Je viens de lire avec un vif plaisir, dans la
fort bonne traduction française de l'abbé Mallet, avec un apparat critique de
l'avocat troyen Grosley ( auteur de l'utile traité De l'usage de battre sa
maîtresse ), l' Histoire des guerres
civiles de France sous les Règnes de François II, Charles IX, Henri III &
Henri IV (Amsterdam, 1757, 3 vol. in-4) de l'historien et homme de guerre
Henri Caterin Davila, publiée originellement en italien à Venise en 1630
(nombreuses éditions postérieures et traductions en espagnol, latin...).
Les mérites de cette œuvre sont trop connus
pour que je m'y attarde, aussi citerons-nous seulement quelques faits qui,
peut-être, sont oubliés des jeunes générations.
En l'an de grâce 1595, le duc d'Aumale, de
la Maison de Lorraine, manifeste un grand mécontentement de l'Arrêt du
Parlement de Paris qui l'a condamné, pour crime de Leze-Majesté, rebellion
etc., à être "traîné sur une claye jusqu'à la place de Grève, que là, il
serait tiré à quatre chevaux, que ses membres seraient attachés aux quatre
portes de Paris & sa tête mise au bout d'une pique & placée au haut de
la rue Saint-Denis. (... ) encore radiation de ses armes, confiscation de ses
biens, infamie pour ses Descendants, démolition de ses maisons & sur les
ruines de son château d'Anet serait élevé une colonne où l'arrêt serait
gravé."
Le duc d'Aumale se trouvant alors assez
éloigné de Paris, il ne fut éxécuté qu'en effigie (et le château d'Anet se
visite de nos jours).
Eut moins de chance Jean Chatel qui, pour
avoir tenté de poignarder Henri IV, fut condamné à être "mené à la Grève
dans un tombereau, là tenaillé aux bras et aux cuisses avec des tenailles
ardentes & qu'après qu'on lui aurait coupé la main, qui tiendrait le même
couteau avec lequel il avait blessé le Roi, il serait tiré à quatre chevaux,
son corps brûlé et ses cendres jetées au vent."
Ce
programme fut éxécuté point par point, sous les applaudissements du peuple.

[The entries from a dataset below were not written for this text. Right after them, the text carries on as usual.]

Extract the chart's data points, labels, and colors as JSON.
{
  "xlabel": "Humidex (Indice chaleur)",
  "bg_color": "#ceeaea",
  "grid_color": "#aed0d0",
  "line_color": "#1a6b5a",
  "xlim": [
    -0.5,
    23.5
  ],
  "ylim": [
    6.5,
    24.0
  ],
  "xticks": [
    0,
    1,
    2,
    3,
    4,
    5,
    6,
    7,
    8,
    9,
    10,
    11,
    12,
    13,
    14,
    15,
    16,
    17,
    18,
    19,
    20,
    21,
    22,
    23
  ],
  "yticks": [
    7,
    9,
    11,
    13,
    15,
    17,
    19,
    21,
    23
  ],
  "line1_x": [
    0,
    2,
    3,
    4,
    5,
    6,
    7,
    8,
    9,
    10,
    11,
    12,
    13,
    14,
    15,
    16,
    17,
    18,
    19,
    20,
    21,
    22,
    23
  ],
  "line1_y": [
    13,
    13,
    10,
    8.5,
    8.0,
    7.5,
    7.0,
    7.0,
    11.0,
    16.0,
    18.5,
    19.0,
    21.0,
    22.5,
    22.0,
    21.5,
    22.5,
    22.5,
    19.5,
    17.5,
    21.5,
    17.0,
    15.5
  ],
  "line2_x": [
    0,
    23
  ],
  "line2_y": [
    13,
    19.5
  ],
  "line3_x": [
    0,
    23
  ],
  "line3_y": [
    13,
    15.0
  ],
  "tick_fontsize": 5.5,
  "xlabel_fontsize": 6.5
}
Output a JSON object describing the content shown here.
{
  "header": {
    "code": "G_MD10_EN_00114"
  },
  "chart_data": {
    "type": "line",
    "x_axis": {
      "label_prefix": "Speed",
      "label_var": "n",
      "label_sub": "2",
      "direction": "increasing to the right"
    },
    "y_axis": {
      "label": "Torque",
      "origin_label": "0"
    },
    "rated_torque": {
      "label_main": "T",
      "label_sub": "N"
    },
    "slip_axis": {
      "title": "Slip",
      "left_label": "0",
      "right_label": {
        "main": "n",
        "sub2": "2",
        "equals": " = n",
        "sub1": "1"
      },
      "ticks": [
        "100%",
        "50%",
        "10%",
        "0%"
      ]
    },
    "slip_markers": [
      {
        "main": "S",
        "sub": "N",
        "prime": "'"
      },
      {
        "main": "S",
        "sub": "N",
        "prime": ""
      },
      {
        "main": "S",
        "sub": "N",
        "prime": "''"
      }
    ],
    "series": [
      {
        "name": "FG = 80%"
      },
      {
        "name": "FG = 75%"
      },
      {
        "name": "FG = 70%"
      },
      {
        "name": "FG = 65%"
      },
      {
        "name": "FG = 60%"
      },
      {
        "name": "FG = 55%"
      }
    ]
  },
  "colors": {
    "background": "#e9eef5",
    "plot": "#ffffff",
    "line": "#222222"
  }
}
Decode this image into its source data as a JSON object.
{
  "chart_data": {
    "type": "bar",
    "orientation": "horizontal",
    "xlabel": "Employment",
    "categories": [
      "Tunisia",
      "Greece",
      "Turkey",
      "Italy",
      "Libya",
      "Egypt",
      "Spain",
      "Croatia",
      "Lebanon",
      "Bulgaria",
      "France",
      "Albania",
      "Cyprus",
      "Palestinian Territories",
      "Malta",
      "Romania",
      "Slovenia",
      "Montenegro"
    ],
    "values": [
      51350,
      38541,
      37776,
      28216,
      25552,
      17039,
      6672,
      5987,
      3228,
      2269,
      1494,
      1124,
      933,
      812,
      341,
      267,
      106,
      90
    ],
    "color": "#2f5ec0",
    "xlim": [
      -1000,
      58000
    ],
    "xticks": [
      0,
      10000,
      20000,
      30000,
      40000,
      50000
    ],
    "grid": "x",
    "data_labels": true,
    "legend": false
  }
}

Transportons-nous au siège de Ham, en
Picardie, toujours en 1595, durant la guerre qui oppose les armées de Sa
Majesté Catholique Philippe II à celles de Sa Majesté Très-Chrétienne Henri IV.

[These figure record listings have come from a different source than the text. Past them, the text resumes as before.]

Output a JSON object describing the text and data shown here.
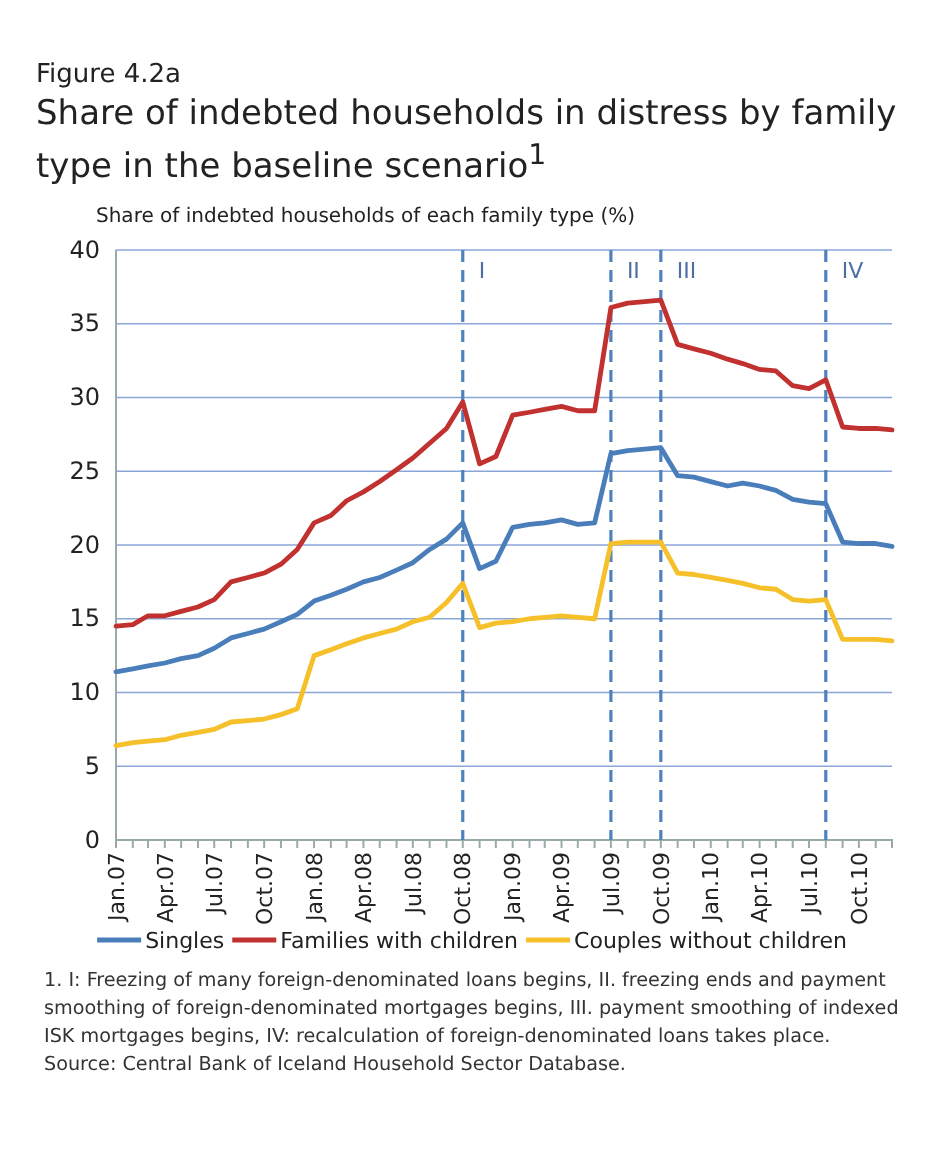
{
  "chart_data": {
    "type": "line",
    "title": "Figure 4.2a",
    "subtitle": "Share of indebted households in distress by family type in the baseline scenario$^{1}$",
    "ylabel": "Share of indebted households of each family type (%)",
    "x": [
      "2007-01",
      "2007-02",
      "2007-03",
      "2007-04",
      "2007-05",
      "2007-06",
      "2007-07",
      "2007-08",
      "2007-09",
      "2007-10",
      "2007-11",
      "2007-12",
      "2008-01",
      "2008-02",
      "2008-03",
      "2008-04",
      "2008-05",
      "2008-06",
      "2008-07",
      "2008-08",
      "2008-09",
      "2008-10",
      "2008-11",
      "2008-12",
      "2009-01",
      "2009-02",
      "2009-03",
      "2009-04",
      "2009-05",
      "2009-06",
      "2009-07",
      "2009-08",
      "2009-09",
      "2009-10",
      "2009-11",
      "2009-12",
      "2010-01",
      "2010-02",
      "2010-03",
      "2010-04",
      "2010-05",
      "2010-06",
      "2010-07",
      "2010-08",
      "2010-09",
      "2010-10",
      "2010-11",
      "2010-12"
    ],
    "series": [
      {
        "name": "Singles",
        "color": "#4a7ebb",
        "values": [
          11.4,
          11.6,
          11.8,
          12.0,
          12.3,
          12.5,
          13.0,
          13.7,
          14.0,
          14.3,
          14.8,
          15.3,
          16.2,
          16.6,
          17.0,
          17.5,
          17.8,
          18.3,
          18.8,
          19.7,
          20.4,
          21.5,
          18.4,
          18.9,
          21.2,
          21.4,
          21.5,
          21.7,
          21.4,
          21.5,
          26.2,
          26.4,
          26.5,
          26.6,
          24.7,
          24.6,
          24.3,
          24.0,
          24.2,
          24.0,
          23.7,
          23.1,
          22.9,
          22.8,
          20.2,
          20.1,
          20.1,
          19.9
        ]
      },
      {
        "name": "Families with children",
        "color": "#c0312f",
        "values": [
          14.5,
          14.6,
          15.2,
          15.2,
          15.5,
          15.8,
          16.3,
          17.5,
          17.8,
          18.1,
          18.7,
          19.7,
          21.5,
          22.0,
          23.0,
          23.6,
          24.3,
          25.1,
          25.9,
          26.9,
          27.9,
          29.7,
          25.5,
          26.0,
          28.8,
          29.0,
          29.2,
          29.4,
          29.1,
          29.1,
          36.1,
          36.4,
          36.5,
          36.6,
          33.6,
          33.3,
          33.0,
          32.6,
          32.3,
          31.9,
          31.8,
          30.8,
          30.6,
          31.2,
          28.0,
          27.9,
          27.9,
          27.8
        ]
      },
      {
        "name": "Couples without children",
        "color": "#f5c02a",
        "values": [
          6.4,
          6.6,
          6.7,
          6.8,
          7.1,
          7.3,
          7.5,
          8.0,
          8.1,
          8.2,
          8.5,
          8.9,
          12.5,
          12.9,
          13.3,
          13.7,
          14.0,
          14.3,
          14.8,
          15.1,
          16.1,
          17.4,
          14.4,
          14.7,
          14.8,
          15.0,
          15.1,
          15.2,
          15.1,
          15.0,
          20.1,
          20.2,
          20.2,
          20.2,
          18.1,
          18.0,
          17.8,
          17.6,
          17.4,
          17.1,
          17.0,
          16.3,
          16.2,
          16.3,
          13.6,
          13.6,
          13.6,
          13.5
        ]
      }
    ],
    "xlim": [
      "2007-01",
      "2010-12"
    ],
    "xticks": [
      {
        "value": "2007-01",
        "label": "Jan.07"
      },
      {
        "value": "2007-02",
        "label": null
      },
      {
        "value": "2007-03",
        "label": null
      },
      {
        "value": "2007-04",
        "label": "Apr.07"
      },
      {
        "value": "2007-05",
        "label": null
      },
      {
        "value": "2007-06",
        "label": null
      },
      {
        "value": "2007-07",
        "label": "Jul.07"
      },
      {
        "value": "2007-08",
        "label": null
      },
      {
        "value": "2007-09",
        "label": null
      },
      {
        "value": "2007-10",
        "label": "Oct.07"
      },
      {
        "value": "2007-11",
        "label": null
      },
      {
        "value": "2007-12",
        "label": null
      },
      {
        "value": "2008-01",
        "label": "Jan.08"
      },
      {
        "value": "2008-02",
        "label": null
      },
      {
        "value": "2008-03",
        "label": null
      },
      {
        "value": "2008-04",
        "label": "Apr.08"
      },
      {
        "value": "2008-05",
        "label": null
      },
      {
        "value": "2008-06",
        "label": null
      },
      {
        "value": "2008-07",
        "label": "Jul.08"
      },
      {
        "value": "2008-08",
        "label": null
      },
      {
        "value": "2008-09",
        "label": null
      },
      {
        "value": "2008-10",
        "label": "Oct.08"
      },
      {
        "value": "2008-11",
        "label": null
      },
      {
        "value": "2008-12",
        "label": null
      },
      {
        "value": "2009-01",
        "label": "Jan.09"
      },
      {
        "value": "2009-02",
        "label": null
      },
      {
        "value": "2009-03",
        "label": null
      },
      {
        "value": "2009-04",
        "label": "Apr.09"
      },
      {
        "value": "2009-05",
        "label": null
      },
      {
        "value": "2009-06",
        "label": null
      },
      {
        "value": "2009-07",
        "label": "Jul.09"
      },
      {
        "value": "2009-08",
        "label": null
      },
      {
        "value": "2009-09",
        "label": null
      },
      {
        "value": "2009-10",
        "label": "Oct.09"
      },
      {
        "value": "2009-11",
        "label": null
      },
      {
        "value": "2009-12",
        "label": null
      },
      {
        "value": "2010-01",
        "label": "Jan.10"
      },
      {
        "value": "2010-02",
        "label": null
      },
      {
        "value": "2010-03",
        "label": null
      },
      {
        "value": "2010-04",
        "label": "Apr.10"
      },
      {
        "value": "2010-05",
        "label": null
      },
      {
        "value": "2010-06",
        "label": null
      },
      {
        "value": "2010-07",
        "label": "Jul.10"
      },
      {
        "value": "2010-08",
        "label": null
      },
      {
        "value": "2010-09",
        "label": null
      },
      {
        "value": "2010-10",
        "label": "Oct.10"
      },
      {
        "value": "2010-11",
        "label": null
      },
      {
        "value": "2010-12",
        "label": null
      }
    ],
    "ylim": [
      0,
      40
    ],
    "yticks": [
      0,
      5,
      10,
      15,
      20,
      25,
      30,
      35,
      40
    ],
    "grid": "y",
    "legend": "bottom",
    "marker": "none",
    "line_style": "solid",
    "ref_lines": [
      {
        "axis": "x",
        "value": "2008-10",
        "label": "I",
        "color": "#4f81bd",
        "line_style": "dashed"
      },
      {
        "axis": "x",
        "value": "2009-07",
        "label": "II",
        "color": "#4f81bd",
        "line_style": "dashed"
      },
      {
        "axis": "x",
        "value": "2009-10",
        "label": "III",
        "color": "#4f81bd",
        "line_style": "dashed"
      },
      {
        "axis": "x",
        "value": "2010-08",
        "label": "IV",
        "color": "#4f81bd",
        "line_style": "dashed"
      }
    ],
    "annotations": [
      "1. I: Freezing of many foreign-denominated loans begins, II. freezing ends and payment smoothing of foreign-denominated mortgages begins, III. payment smoothing of indexed ISK mortgages begins, IV: recalculation of foreign-denominated loans takes place.",
      "Source: Central Bank of Iceland Household Sector Database."
    ]
  }
}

A la tête des assiégeants se trouve le Comte
de Fuentes qui détient en prisonnier de
guerre Louis de Gomeron, gouverneur de la place assiégée, laquelle se
défend et "commença à faire tirer le canon sur l'armée Espagnole. Le Comte
de Fuentes irrité [c'est moi qui
souligne] fit amener & décapiter
[idem] Gomeron à la vue du Château, en présence de toute l'armée."
(Comme on
le sait , la décapitation
est réservée aux gentilshommes, le vulgum pecus étant pendu, ou passé au fil de
l'épée).
Même si je m'efforce de ne pas lire les
journaux, il m'arrive, au tabac de mon village qui fait également commerce des
gazettes, de laisser entrer dans mon champ de vision quelque gros titre rendant
compte, en dénonçant, s'indignant etc., de l'actualité -- ce matin avait
la vedette une barbarie pratiquée par
des étrangers barbus et vivant dans des contrées exotiques.
Nous disserterons une autre fois sur le
caractère absolu – ou relatif ? – de ce bien
et de ce mal qui peuvent , ou non...,
varier selon les siècles et les lieux, et ne suggérerons pas qu'il y a des
hommes qui semblent simplement, pour certains de leurs actes, s'être trompés
d'époque.
Mais quiconque utilise les plus joyeuses avancées technologiques (drones,
missiles, etc.) pour lancer sans aucun risque des bombes qui déchiquétent
bergers (à pilosité faciale) et bergères (voilées), prouvant ainsi son ancrage dans la modernité, ne fait que
satisfaire le plus juste des impératifs catégoriques, et ne recueillera que des
louanges.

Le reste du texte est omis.